As 2012 draws to a close, two imminent issues hang over the world economy. The better known one is the so called fiscal cliff, which could result in simultaneous reductions in government spending and increases in taxes in the United States. The second lesser reported issue is the ongoing clash between the U.S. Securities & Exchange Commission (SEC) and the China Securities Regulatory Commission (CSRC), with the Chinese affiliates of the “Big 4” auditing firms PricewaterhouseCoopers (PwC), Deloitte, Ernst &Young (E&Y) and KPMG trapped in the middle, along with their clients. While some suggest that Chinese firms should no longer bother trading on tightly regulated U.S. markets, the problem is actually much deeper, with similar cases pending in Hong Kong, and the overall implications painting a picture that investors in Shanghai and Shenzhen should be wary of too.
To briefly summarize events up until now: two years ago “short-seller” research firms, such as Carson Block’s Muddy Waters or Citron Research, started investigating U.S. / Canada -listed Chinese companies for fraud or inaccurate financial statements/reporting. Teams of investigators travelled across China talking to the companies’ suppliers, customers, current and former staff, as well as examining public records, related filings and presence in relevant markets. If the investigations suggested issues or problems with the accounts and filings, then these firms would “short” the stock (by borrowing the shares and immediately selling them), and then publish their research for free, profiting as market participants digested the data and then sold down their holdings.
Investors in the U.S. and Canada lost billions of dollars as several such companies were found to be deceiving investors in one way or another and their share prices collapsed. Chinese accounting and reporting standards are still sometimes lacking. Although some big name firms which have listed in Hong Kong, New York or London have trusted financial statements, there are numerous difficulties within other companies. In China one joke goes that firms keep three sets of records; one for the tax collectors, one for the investors and the real ones for the managers’ use only. Rumors of corruption, fraud and deception are frequently confirmed.
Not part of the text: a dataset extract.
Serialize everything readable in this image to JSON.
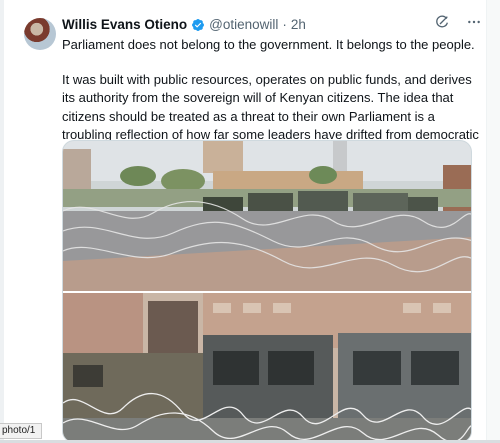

As Chinese firms’ reputations became increasingly damaged, short sellers began reporting official harassment as they tried to carry out their research. What should have been public records were suddenly less available; researchers were prevented from doing their work, and in one case allegedly detained. Carson Block reported being informed of a “state-backed” attempt to access his Gmail account. Meanwhile, foreign media organizations, including Bloomberg and then the New York Times, published sensitive in-depth reports detailing the huge wealth that had been amassed by some of the Chinese Communist Party’s leading figures based in part on publically available records, which did not help the air of difficulty surrounding access to information.